La Transición no fue una juerga continua, un estado de felicidad permanente. Es verdad que las revoluciones eran necesarias y que no teníamos tiempo de aburrirnos, que de pronto nos sentimos tan libres que algunos se dedicaron a pisotear la libertad del prójimo para realizarse. Es verdad que fuimos progresando, pero no es menos cierto que la inseguridad que nos golpeó como una tormenta nos llenó de inquietudes y a veces nos impidió ser felices.


En el otoño de 1976 llegamos a pensar que Almería empezaba a parecerse al Chicago de los años treinta que veíamos en las películas de cine negro. En una misma madrugada robaron en la tienda de ropa de Beltrán, desvalijaron las máquinas registradoras y las tragaperras del Café Colón, rompieron el escaparate de Viajes Alysol para llevarse hasta los bolígrafos y profanaron las vitrinas de Radiosol en busca de los aparatos musicales.


Aquel que tenía un radio casete instalado en un coche sabía que tarde o temprano acabaría perdiéndolo.
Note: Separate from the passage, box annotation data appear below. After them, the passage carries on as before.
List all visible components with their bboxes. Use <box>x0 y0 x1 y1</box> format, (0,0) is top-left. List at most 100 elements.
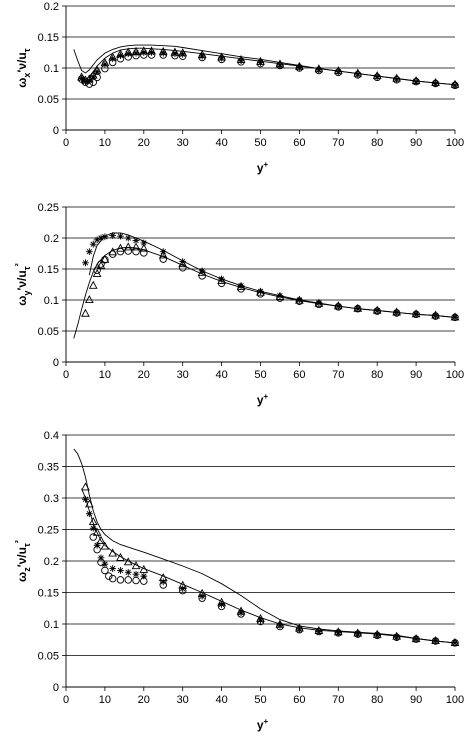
data-point-star <box>117 232 124 240</box>
x-tick-label: 50 <box>254 137 266 149</box>
data-point-circle <box>451 81 459 90</box>
chart-3: 0 0.05 0.1 0.15 0.2 0.25 0.3 0.35 0.4 0 10 20 30 40 50… <box>13 430 464 732</box>
y-tick-label: 0.15 <box>38 264 59 276</box>
x-tick-label: 10 <box>99 694 111 706</box>
y-tick-label: 0.2 <box>44 1 59 13</box>
x-tick-label: 90 <box>410 369 422 381</box>
data-point-circle <box>412 635 420 643</box>
data-point-star <box>257 287 264 295</box>
data-point-star <box>93 236 101 244</box>
data-point-triangle <box>108 548 118 557</box>
data-point-star <box>82 259 89 267</box>
data-point-circle <box>276 61 284 70</box>
series-1-line <box>73 448 456 644</box>
data-point-star <box>97 234 105 242</box>
data-point-circle <box>85 80 94 88</box>
data-point-star <box>218 601 225 608</box>
data-point-star <box>393 75 401 83</box>
y-tick-label: 0 <box>53 125 59 137</box>
data-point-circle <box>116 247 125 256</box>
series-5-circle <box>93 247 459 322</box>
data-point-star <box>412 635 420 643</box>
data-point-star <box>93 541 101 549</box>
data-point-star <box>89 240 97 248</box>
data-point-circle <box>334 629 343 637</box>
data-point-circle <box>256 59 265 68</box>
data-point-triangle <box>84 295 94 304</box>
data-point-star <box>148 49 155 56</box>
data-point-star <box>159 49 167 57</box>
data-point-circle <box>392 309 401 317</box>
x-tick-label: 50 <box>254 694 266 706</box>
data-point-star <box>218 54 225 62</box>
data-point-circle <box>101 255 109 264</box>
data-point-triangle <box>256 287 265 296</box>
data-point-star <box>140 49 148 56</box>
data-point-circle <box>159 51 167 59</box>
data-point-star <box>109 232 117 239</box>
data-point-star <box>82 78 89 86</box>
data-point-star <box>82 495 89 503</box>
data-point-star <box>334 302 342 310</box>
data-point-circle <box>93 545 101 554</box>
x-tick-label: 0 <box>63 694 69 706</box>
data-point-star <box>198 267 206 275</box>
y-axis-title: ωy′ν/uτ² <box>13 263 32 305</box>
series-4-star <box>82 232 459 321</box>
data-point-star <box>237 57 245 64</box>
data-point-circle <box>315 300 323 309</box>
data-point-star <box>140 239 148 247</box>
data-point-triangle <box>100 541 110 550</box>
series-5-circle <box>77 51 459 90</box>
data-point-circle <box>431 637 440 645</box>
data-point-circle <box>412 77 420 86</box>
data-point-star <box>117 567 124 574</box>
data-point-star <box>140 572 148 580</box>
y-tick-label: 0.05 <box>38 651 59 663</box>
data-point-circle <box>354 630 362 638</box>
data-point-circle <box>124 576 132 584</box>
data-point-circle <box>132 247 140 256</box>
data-point-circle <box>412 310 420 319</box>
data-point-star <box>315 628 323 635</box>
x-tick-label: 80 <box>371 694 383 706</box>
x-tick-label: 20 <box>138 137 150 149</box>
data-point-circle <box>392 633 401 641</box>
data-point-star <box>432 637 439 645</box>
data-point-circle <box>256 617 265 626</box>
data-point-circle <box>373 631 381 640</box>
y-tick-label: 0.05 <box>38 326 59 338</box>
data-point-triangle <box>84 499 94 508</box>
data-point-triangle <box>96 535 106 544</box>
data-point-triangle <box>92 527 102 536</box>
y-tick-label: 0.4 <box>44 430 59 442</box>
data-point-star <box>296 63 303 71</box>
x-tick-label: 70 <box>332 694 344 706</box>
data-point-circle <box>147 51 156 59</box>
x-tick-label: 70 <box>332 137 344 149</box>
data-point-circle <box>354 304 362 313</box>
data-point-circle <box>89 533 97 541</box>
data-point-triangle <box>197 267 207 276</box>
data-point-circle <box>276 622 284 631</box>
data-point-circle <box>354 71 362 79</box>
data-point-circle <box>97 558 105 567</box>
x-tick-label: 30 <box>177 137 189 149</box>
data-point-star <box>296 625 303 633</box>
data-point-star <box>393 633 401 641</box>
data-point-triangle <box>139 564 149 573</box>
data-point-triangle <box>123 557 133 566</box>
data-point-circle <box>334 68 343 77</box>
data-point-circle <box>89 78 97 87</box>
series-line <box>81 488 456 644</box>
x-tick-label: 20 <box>138 694 150 706</box>
x-tick-label: 80 <box>371 137 383 149</box>
data-point-circle <box>237 285 245 293</box>
data-point-star <box>132 237 140 244</box>
x-tick-label: 10 <box>99 369 111 381</box>
x-tick-label: 60 <box>293 694 305 706</box>
data-point-star <box>159 248 167 256</box>
data-point-star <box>171 50 179 58</box>
data-point-circle <box>315 66 323 75</box>
data-point-circle <box>217 602 226 611</box>
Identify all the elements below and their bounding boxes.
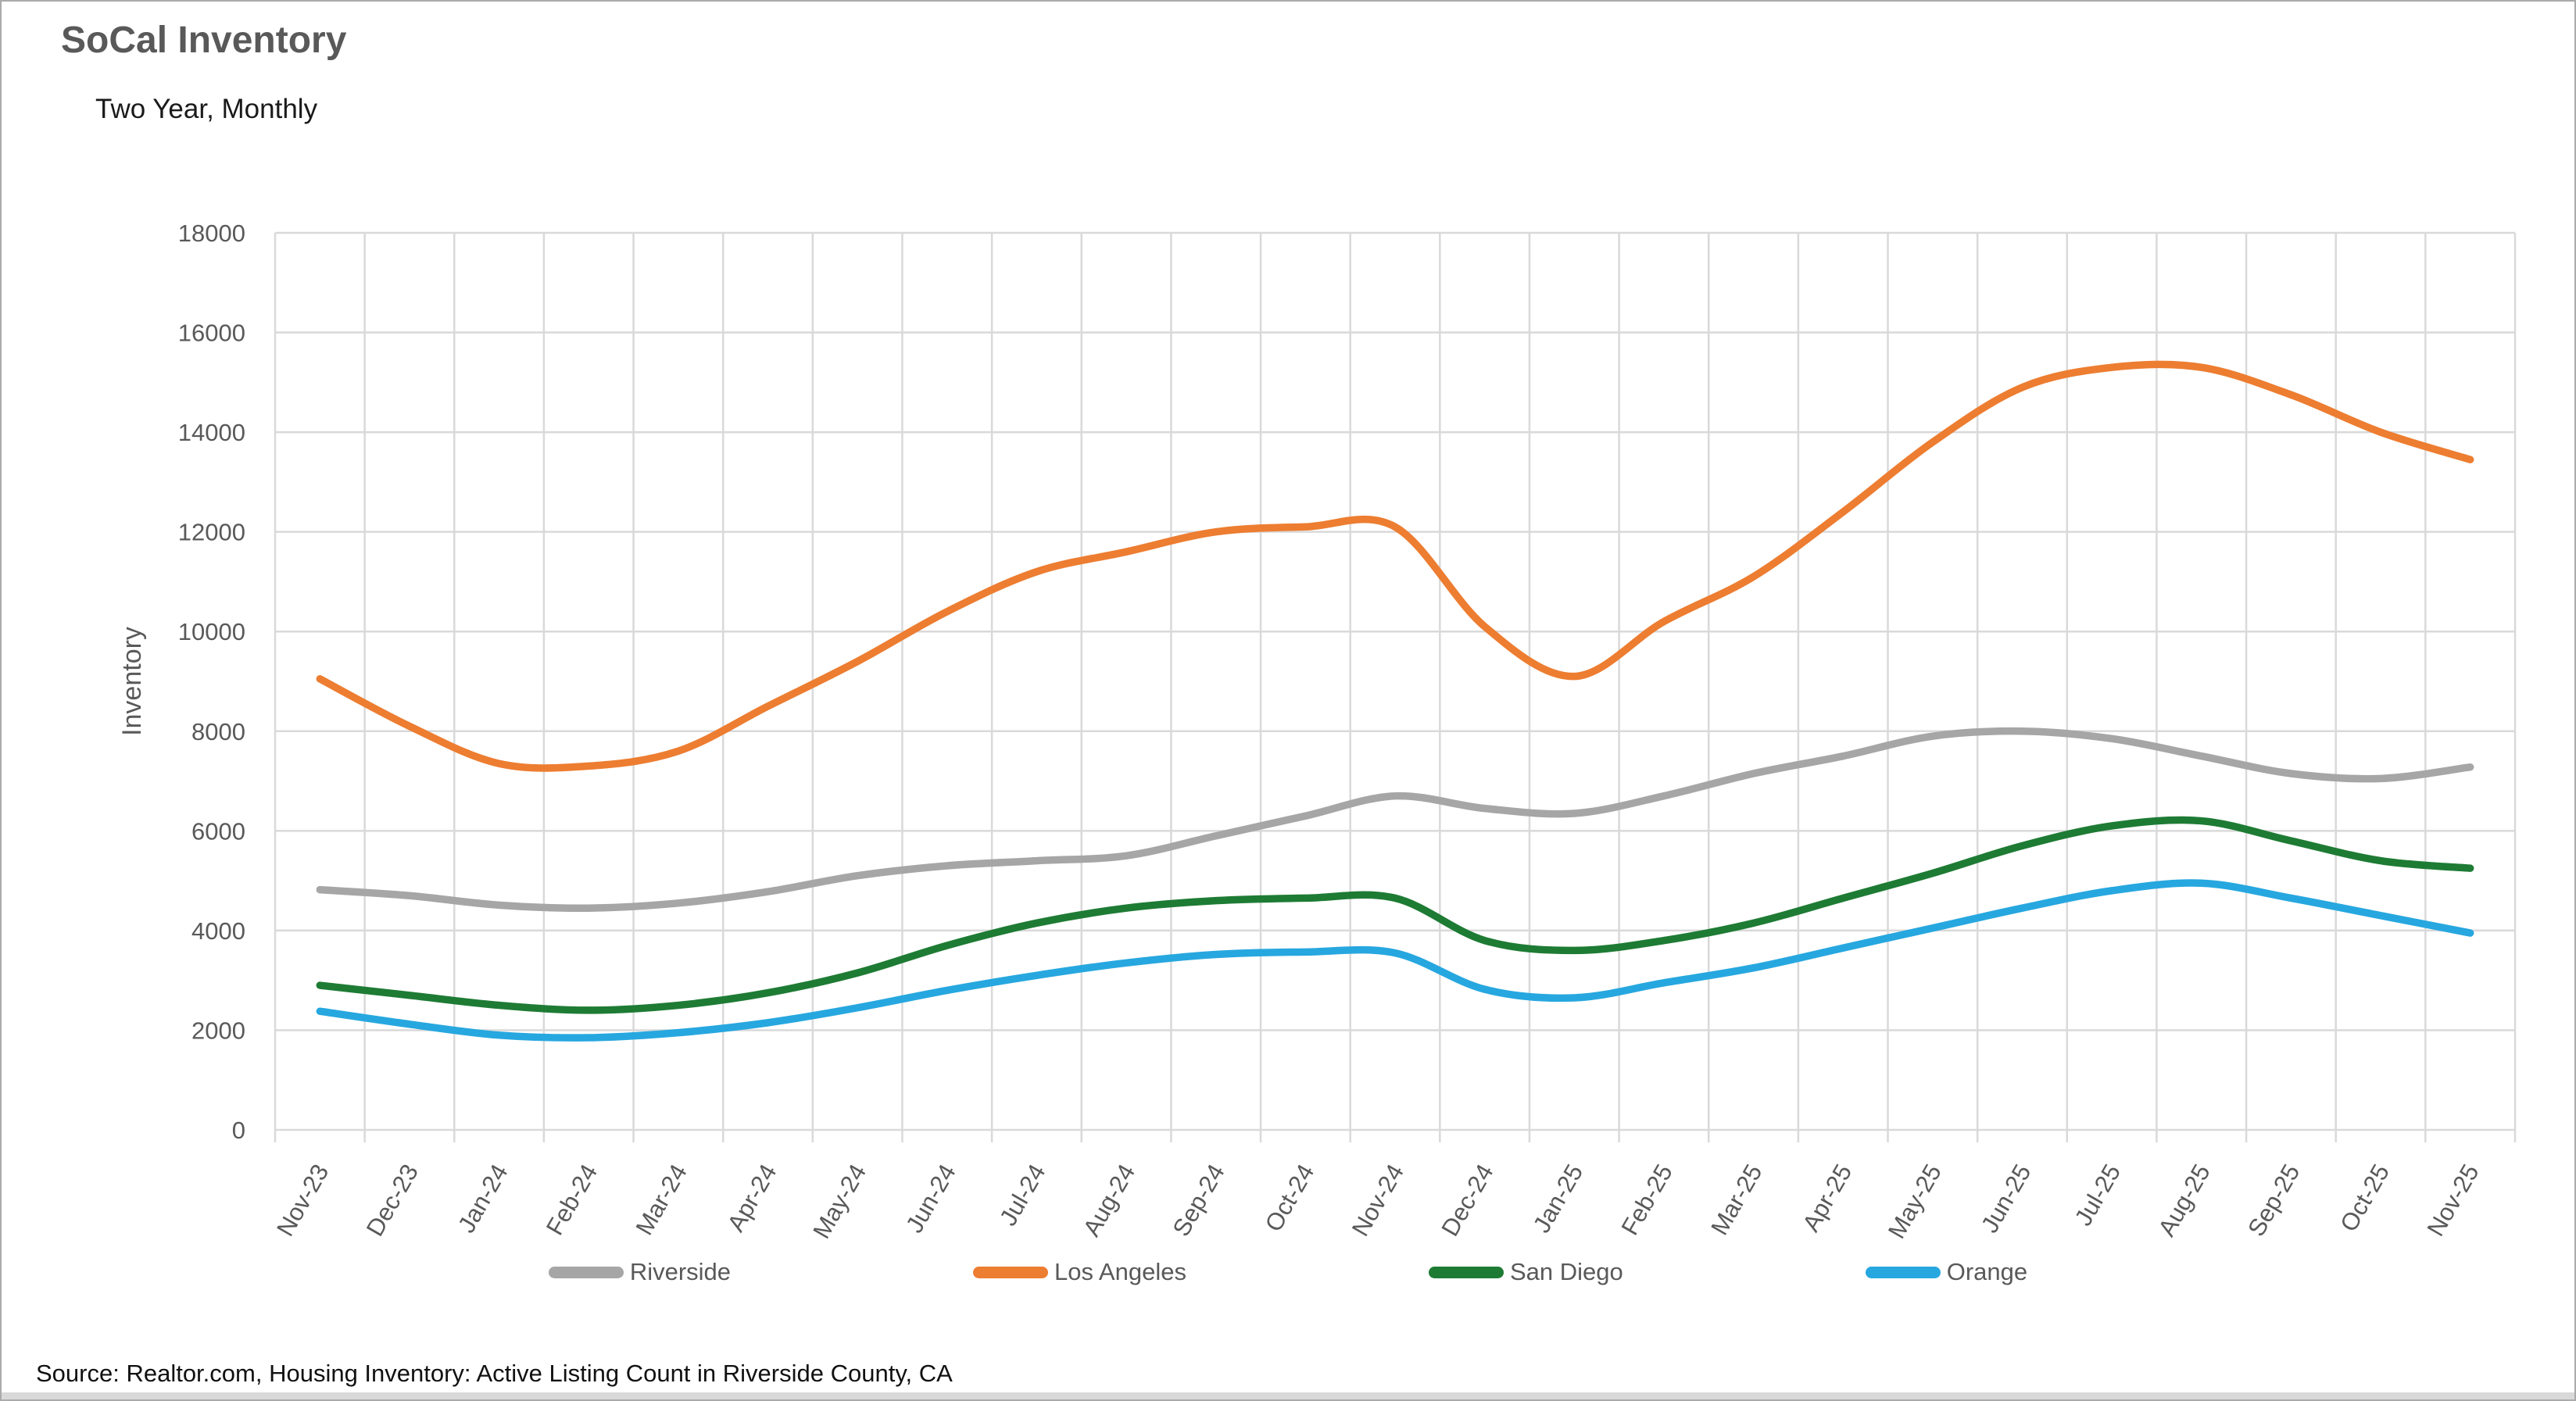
legend-swatch-icon xyxy=(548,1266,624,1278)
x-axis-tick-label: Nov-23 xyxy=(271,1160,334,1241)
legend-swatch-icon xyxy=(1865,1266,1941,1278)
x-axis-tick-label: Oct-25 xyxy=(2334,1160,2395,1236)
chart-subtitle: Two Year, Monthly xyxy=(95,94,318,124)
source-note: Source: Realtor.com, Housing Inventory: … xyxy=(36,1360,953,1387)
x-axis-tick-label: Oct-24 xyxy=(1260,1160,1320,1236)
x-axis-tick-label: Dec-24 xyxy=(1436,1160,1498,1241)
y-axis-tick-label: 0 xyxy=(232,1117,245,1144)
legend-item-los-angeles: Los Angeles xyxy=(973,1258,1186,1286)
y-axis-tick-label: 4000 xyxy=(191,917,245,945)
legend-label: San Diego xyxy=(1509,1258,1623,1285)
x-axis-tick-label: Mar-25 xyxy=(1705,1160,1767,1240)
x-axis-tick-label: Apr-24 xyxy=(722,1160,782,1236)
series-line-orange xyxy=(316,879,2474,1042)
x-axis-tick-label: Sep-24 xyxy=(1167,1160,1229,1241)
x-axis-tick-label: Sep-25 xyxy=(2242,1160,2305,1241)
x-axis-tick-label: May-24 xyxy=(807,1160,871,1243)
series-line-san-diego xyxy=(316,816,2474,1014)
x-axis-tick-label: Jan-24 xyxy=(453,1160,513,1238)
y-axis-tick-label: 8000 xyxy=(191,718,245,745)
series-line-riverside xyxy=(316,727,2474,913)
legend-label: Orange xyxy=(1946,1258,2028,1285)
x-axis-tick-label: Mar-24 xyxy=(631,1160,692,1240)
legend-swatch-icon xyxy=(973,1266,1049,1278)
legend-swatch-icon xyxy=(1428,1266,1504,1278)
y-axis-tick-label: 2000 xyxy=(191,1017,245,1044)
y-axis-tick-label: 18000 xyxy=(178,220,245,247)
legend-item-riverside: Riverside xyxy=(548,1258,732,1286)
chart-legend: Riverside Los Angeles San Diego Orange xyxy=(2,1258,2574,1286)
legend-label: Riverside xyxy=(629,1258,732,1285)
x-axis-tick-label: Feb-24 xyxy=(541,1160,603,1240)
series-line-los-angeles xyxy=(316,360,2474,772)
legend-item-san-diego: San Diego xyxy=(1428,1258,1623,1286)
legend-item-orange: Orange xyxy=(1865,1258,2028,1286)
x-axis-tick-label: Jan-25 xyxy=(1528,1160,1589,1238)
x-axis-tick-label: Jun-25 xyxy=(1976,1160,2037,1238)
x-axis-tick-label: Feb-25 xyxy=(1616,1160,1678,1240)
x-axis-tick-label: Dec-23 xyxy=(361,1160,424,1241)
x-axis-tick-label: Apr-25 xyxy=(1797,1160,1857,1236)
y-axis-tick-label: 16000 xyxy=(178,320,245,347)
x-axis-tick-label: Jun-24 xyxy=(900,1160,961,1238)
x-axis-tick-label: Aug-25 xyxy=(2153,1160,2216,1241)
y-axis-tick-label: 6000 xyxy=(191,817,245,845)
y-axis-tick-label: 12000 xyxy=(178,519,245,546)
x-axis-tick-label: May-25 xyxy=(1883,1160,1947,1243)
y-axis-title: Inventory xyxy=(117,627,147,736)
x-axis-tick-label: Aug-24 xyxy=(1078,1160,1140,1241)
y-axis-tick-label: 10000 xyxy=(178,618,245,645)
x-axis-tick-label: Nov-24 xyxy=(1347,1160,1409,1241)
page-title: SoCal Inventory xyxy=(61,20,347,61)
x-axis-tick-label: Nov-25 xyxy=(2421,1160,2484,1241)
bottom-border-strip xyxy=(2,1392,2574,1399)
y-axis-tick-label: 14000 xyxy=(178,419,245,446)
x-axis-tick-label: Jul-25 xyxy=(2070,1160,2127,1231)
legend-label: Los Angeles xyxy=(1054,1258,1186,1285)
x-axis-tick-label: Jul-24 xyxy=(994,1160,1051,1231)
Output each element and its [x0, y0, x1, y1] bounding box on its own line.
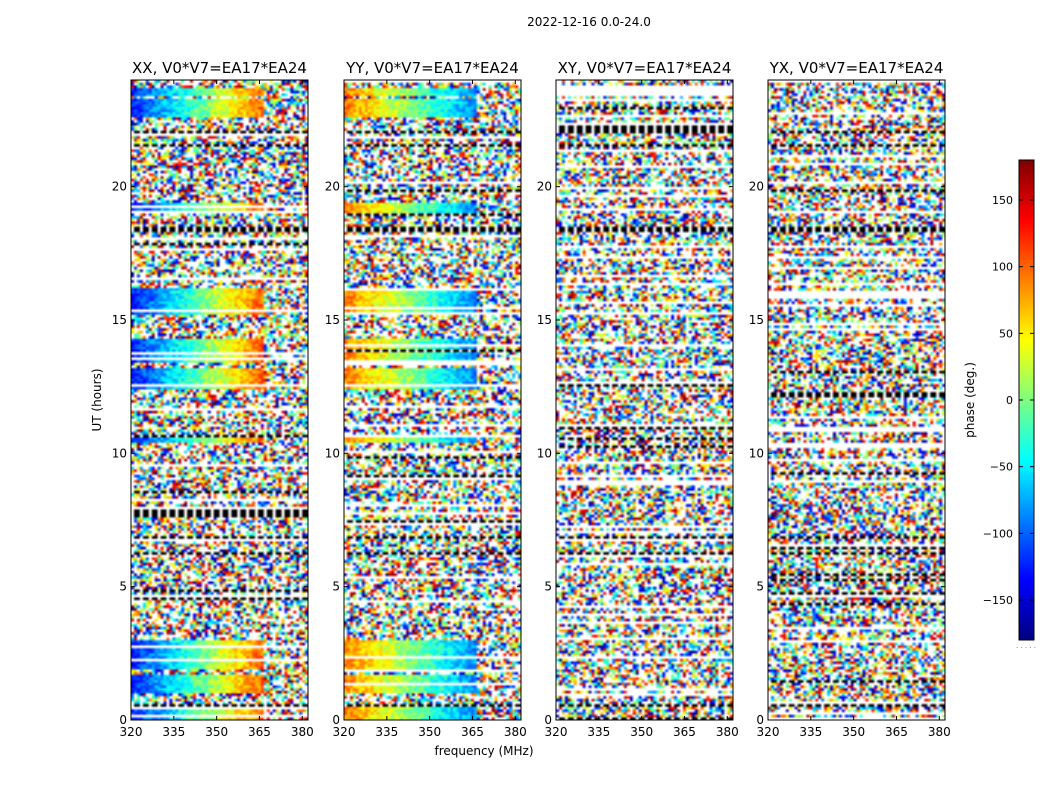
panels: XX, V0*V7=EA17*EA24 320 335 350 365 380 0 5 10 15… — [112, 59, 951, 739]
y-tick-label: 0 — [756, 713, 764, 727]
panel-title: XX, V0*V7=EA17*EA24 — [132, 59, 307, 77]
y-tick-label: 10 — [325, 446, 340, 460]
x-tick-label: 365 — [248, 725, 271, 739]
colorbar-tick-label: 50 — [999, 327, 1013, 340]
y-tick-label: 20 — [537, 180, 552, 194]
x-tick-label: 335 — [375, 725, 398, 739]
y-tick-label: 15 — [112, 313, 127, 327]
y-tick-label: 0 — [332, 713, 340, 727]
panel-1: XX, V0*V7=EA17*EA24 320 335 350 365 380 0 5 10 15… — [112, 59, 314, 739]
colorbar: −150 −100 −50 0 50 100 150 phase (deg.) . . . … — [963, 159, 1036, 650]
panel-frame — [343, 79, 522, 721]
y-tick-label: 5 — [119, 580, 127, 594]
y-tick-label: 20 — [749, 180, 764, 194]
y-tick-label: 0 — [119, 713, 127, 727]
colorbar-tick-label: −150 — [983, 594, 1013, 607]
x-axis-label: frequency (MHz) — [434, 744, 533, 758]
x-tick-label: 380 — [504, 725, 527, 739]
colorbar-offset-dots: . . . . . — [1016, 642, 1036, 650]
y-tick-label: 10 — [112, 446, 127, 460]
x-tick-label: 380 — [928, 725, 951, 739]
heatmap-image — [768, 80, 945, 720]
x-tick-label: 365 — [885, 725, 908, 739]
x-tick-label: 320 — [333, 725, 356, 739]
y-tick-label: 20 — [112, 180, 127, 194]
colorbar-label: phase (deg.) — [963, 362, 977, 438]
x-tick-label: 335 — [587, 725, 610, 739]
x-tick-label: 350 — [630, 725, 653, 739]
colorbar-tick-label: 100 — [992, 261, 1013, 274]
x-tick-label: 365 — [673, 725, 696, 739]
heatmap-image — [556, 80, 733, 720]
panel-title: XY, V0*V7=EA17*EA24 — [558, 59, 732, 77]
y-tick-label: 5 — [756, 580, 764, 594]
x-tick-label: 320 — [545, 725, 568, 739]
colorbar-tick-label: 0 — [1006, 394, 1013, 407]
y-tick-label: 10 — [537, 446, 552, 460]
panel-frame — [555, 79, 734, 721]
panel-frame — [767, 79, 946, 721]
panel-4: YX, V0*V7=EA17*EA24 320 335 350 365 380 0 5 10 15… — [749, 59, 951, 739]
x-tick-label: 380 — [291, 725, 314, 739]
colorbar-tick-label: −50 — [990, 461, 1013, 474]
panel-title: YX, V0*V7=EA17*EA24 — [769, 59, 944, 77]
x-tick-label: 335 — [162, 725, 185, 739]
x-tick-label: 335 — [799, 725, 822, 739]
panel-title: YY, V0*V7=EA17*EA24 — [345, 59, 519, 77]
colorbar-ticks: −150 −100 −50 0 50 100 150 — [983, 194, 1034, 607]
colorbar-tick-label: 150 — [992, 194, 1013, 207]
y-tick-label: 0 — [544, 713, 552, 727]
y-tick-label: 15 — [325, 313, 340, 327]
y-tick-label: 20 — [325, 180, 340, 194]
x-tick-label: 320 — [120, 725, 143, 739]
y-axis-label: UT (hours) — [90, 368, 104, 431]
x-tick-label: 365 — [461, 725, 484, 739]
heatmap-image — [344, 80, 521, 720]
y-tick-label: 5 — [332, 580, 340, 594]
panel-3: XY, V0*V7=EA17*EA24 320 335 350 365 380 0 5 10 15… — [537, 59, 739, 739]
panel-frame — [130, 79, 309, 721]
colorbar-tick-label: −100 — [983, 527, 1013, 540]
x-tick-label: 350 — [418, 725, 441, 739]
x-tick-label: 350 — [205, 725, 228, 739]
panel-2: YY, V0*V7=EA17*EA24 320 335 350 365 380 0 5 10 15… — [325, 59, 527, 739]
y-tick-label: 15 — [749, 313, 764, 327]
x-tick-label: 320 — [757, 725, 780, 739]
heatmap-image — [131, 80, 308, 720]
y-tick-label: 15 — [537, 313, 552, 327]
figure-suptitle: 2022-12-16 0.0-24.0 — [527, 15, 651, 29]
x-tick-label: 380 — [716, 725, 739, 739]
y-tick-label: 10 — [749, 446, 764, 460]
x-tick-label: 350 — [842, 725, 865, 739]
y-tick-label: 5 — [544, 580, 552, 594]
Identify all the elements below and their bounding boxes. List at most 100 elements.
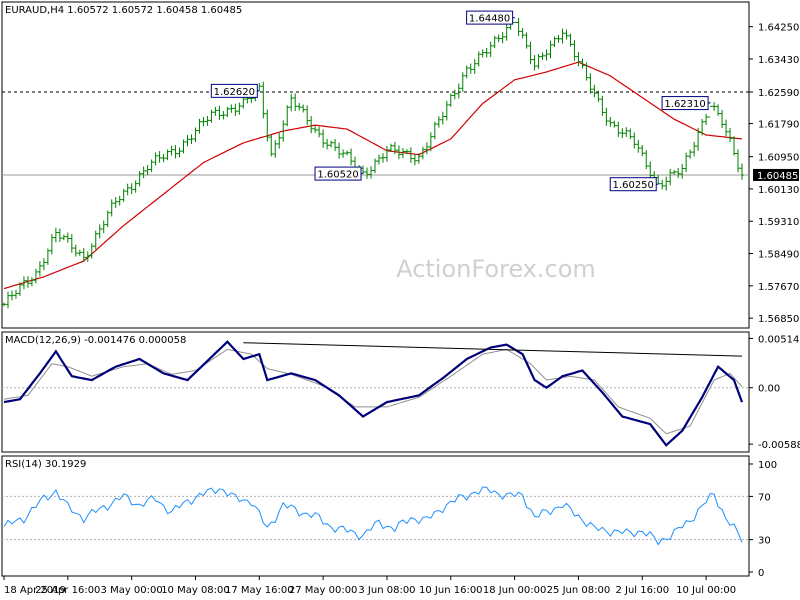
price-callout: 1.64480 — [466, 10, 515, 25]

Llegaban con una bujía de coche y la estrellaban contra el cristal de la ventanilla para hacer el menor ruido posible. Metían la mano por el agujero, abrían la puerta y se llevaban hasta el cenicero. Había chorizos que no se conformaban con robar dentro del coche y acababan llevándoselo. El drama de la delincuencia nos golpeó a todos y especialmente a las familias de los propios delincuentes. La mayoría de los adolescentes que se metieron a bandoleros en aquel tiempo no lo hacían para ayudar al prójimo ni para llevar un plato de comida a su casa. El motor que empujó a tantas jóvenes a perderse fue la droga, que no solo se los llevó por delante a ellos, sino que arrastró también con sus familiares.


En esa lista interminable de delincuentes locales hubo algunos que pasaron a la historia por su extrema peligrosidad. Todos sabíamos quiénes eran porque en la mayoría de los casos se habían criado con nosotros y habíamos compartido la misma escuela. Hubo casos de bandidos que pasaron de estar jugando a las canicas a robar bolsos por las calles.